June 13, 2007
IF YOU SEE IT IN A BOOKSTORE...:
Close Cover Before Striking: a review of The Dangerous Book for Boys by Conn and Hal Iggulden (STEFAN BECK, June 13, 2007, NY Sun)
"The Dangerous Book for Boys", by the British brothers Conn and Hal Iggulden, is a big red textbook of facts and figures, diagrams and blueprints, games and projects, and history and advice, meant to encourage curiosity, self-reliance, and fearlessness in the male of the species. (Slap a brown grocery-bag dust jacket on the cover and you can read the brilliant thing undetected in math class or on the Metro-North Railroad.) [...]If this book ought to worry anyone, it's lazy teachers, cynical marketing executives, drug-pushing psychiatrists, and anyone else who takes advantage of children and the popular nonsense about their fragility and incompetence.
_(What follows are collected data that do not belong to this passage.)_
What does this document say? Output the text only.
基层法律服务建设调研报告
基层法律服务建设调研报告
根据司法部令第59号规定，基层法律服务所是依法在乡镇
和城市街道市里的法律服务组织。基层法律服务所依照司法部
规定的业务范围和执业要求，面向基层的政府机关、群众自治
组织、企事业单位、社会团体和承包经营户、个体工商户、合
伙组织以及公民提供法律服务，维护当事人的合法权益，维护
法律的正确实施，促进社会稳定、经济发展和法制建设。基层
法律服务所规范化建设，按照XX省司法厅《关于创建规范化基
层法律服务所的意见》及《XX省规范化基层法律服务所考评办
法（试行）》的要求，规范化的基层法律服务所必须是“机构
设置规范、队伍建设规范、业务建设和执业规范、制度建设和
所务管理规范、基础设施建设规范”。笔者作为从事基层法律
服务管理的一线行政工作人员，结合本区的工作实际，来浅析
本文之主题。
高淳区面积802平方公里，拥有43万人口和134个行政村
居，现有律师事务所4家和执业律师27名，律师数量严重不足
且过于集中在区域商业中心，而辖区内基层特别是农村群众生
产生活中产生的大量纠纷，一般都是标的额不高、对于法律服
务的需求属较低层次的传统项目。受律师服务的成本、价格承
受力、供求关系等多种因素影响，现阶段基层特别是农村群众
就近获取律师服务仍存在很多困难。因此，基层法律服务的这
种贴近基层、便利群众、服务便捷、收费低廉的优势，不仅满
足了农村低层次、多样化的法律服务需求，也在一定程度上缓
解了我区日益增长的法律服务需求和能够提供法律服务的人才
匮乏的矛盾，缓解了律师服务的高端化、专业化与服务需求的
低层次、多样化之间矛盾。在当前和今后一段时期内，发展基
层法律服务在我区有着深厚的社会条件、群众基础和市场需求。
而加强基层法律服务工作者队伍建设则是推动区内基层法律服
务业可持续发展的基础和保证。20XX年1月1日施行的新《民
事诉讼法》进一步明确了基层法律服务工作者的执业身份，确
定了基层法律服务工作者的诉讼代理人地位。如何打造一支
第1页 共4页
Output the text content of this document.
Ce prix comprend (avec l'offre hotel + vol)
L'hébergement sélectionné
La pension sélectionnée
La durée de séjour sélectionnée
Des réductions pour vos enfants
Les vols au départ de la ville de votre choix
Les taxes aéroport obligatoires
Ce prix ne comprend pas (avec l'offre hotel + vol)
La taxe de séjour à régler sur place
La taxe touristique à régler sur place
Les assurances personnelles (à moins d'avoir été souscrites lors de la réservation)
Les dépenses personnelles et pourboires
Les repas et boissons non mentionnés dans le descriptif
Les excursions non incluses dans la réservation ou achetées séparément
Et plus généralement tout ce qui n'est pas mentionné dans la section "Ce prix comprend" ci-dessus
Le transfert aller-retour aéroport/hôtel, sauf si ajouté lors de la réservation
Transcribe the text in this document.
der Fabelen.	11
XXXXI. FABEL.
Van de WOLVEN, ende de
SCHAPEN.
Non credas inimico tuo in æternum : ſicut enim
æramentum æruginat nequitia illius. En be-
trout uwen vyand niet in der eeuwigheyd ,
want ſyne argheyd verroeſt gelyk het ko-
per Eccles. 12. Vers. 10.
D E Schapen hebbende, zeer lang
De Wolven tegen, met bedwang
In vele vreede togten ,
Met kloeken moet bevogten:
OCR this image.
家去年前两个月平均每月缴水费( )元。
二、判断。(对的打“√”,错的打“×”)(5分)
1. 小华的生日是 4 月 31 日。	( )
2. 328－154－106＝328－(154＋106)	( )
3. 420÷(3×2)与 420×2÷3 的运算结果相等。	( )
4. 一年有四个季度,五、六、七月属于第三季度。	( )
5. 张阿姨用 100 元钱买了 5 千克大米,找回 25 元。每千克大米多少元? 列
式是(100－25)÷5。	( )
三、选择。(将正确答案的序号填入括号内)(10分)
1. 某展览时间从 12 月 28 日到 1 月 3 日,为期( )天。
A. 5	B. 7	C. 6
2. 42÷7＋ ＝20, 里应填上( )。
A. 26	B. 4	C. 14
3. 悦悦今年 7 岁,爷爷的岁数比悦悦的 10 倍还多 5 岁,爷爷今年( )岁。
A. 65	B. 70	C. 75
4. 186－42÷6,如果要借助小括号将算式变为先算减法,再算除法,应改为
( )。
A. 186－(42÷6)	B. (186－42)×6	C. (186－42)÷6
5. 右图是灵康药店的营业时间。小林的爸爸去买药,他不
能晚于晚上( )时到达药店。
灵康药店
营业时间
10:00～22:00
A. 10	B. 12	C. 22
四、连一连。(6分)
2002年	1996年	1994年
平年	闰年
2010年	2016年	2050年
The only negative reviews on Amazon.com whine about glaring omissions or that the contents aren't dangerous enough. They're on the right track, but they miss the point: A taste of what's cool and challenging is all that kids need to strike out on their own bruised, scraped, sometimes concussed journeys of discovery.
That belief is what makes the Igguldens two wild and subversive guys. They've bequeathed our country a textbook for boys who hope to become men, whereas the present system produces boys who can only hope to become older, fatter, more dependent boys. The Igguldens detail the rules of soccer (along with stickball and rugby), but in their section on word origins they also give the etymology and definition of "hooligan," not to mention "quisling," "thug," and "assassin."
And "chivalry." The book is a deeply moral one, which recognizes that just because boys will be boys doesn't mean they have to be stupid or malicious ones. It's never too early to memorize useful Latin phrases or Shakespeare quotations or poems by Kipling and Shelley. Of "Ozymandias," they write, in their lapidary textbook style, "This poem was written as a commentary on human arrogance." Your average elementary school teacher would have complained that the vocabulary is too difficult, or the verse lacking in relevance, which means it isn't about drugs or teen pregnancy. The Igguldens, like most boys, know better.
...the art design is so enchanting you can't help wanting it.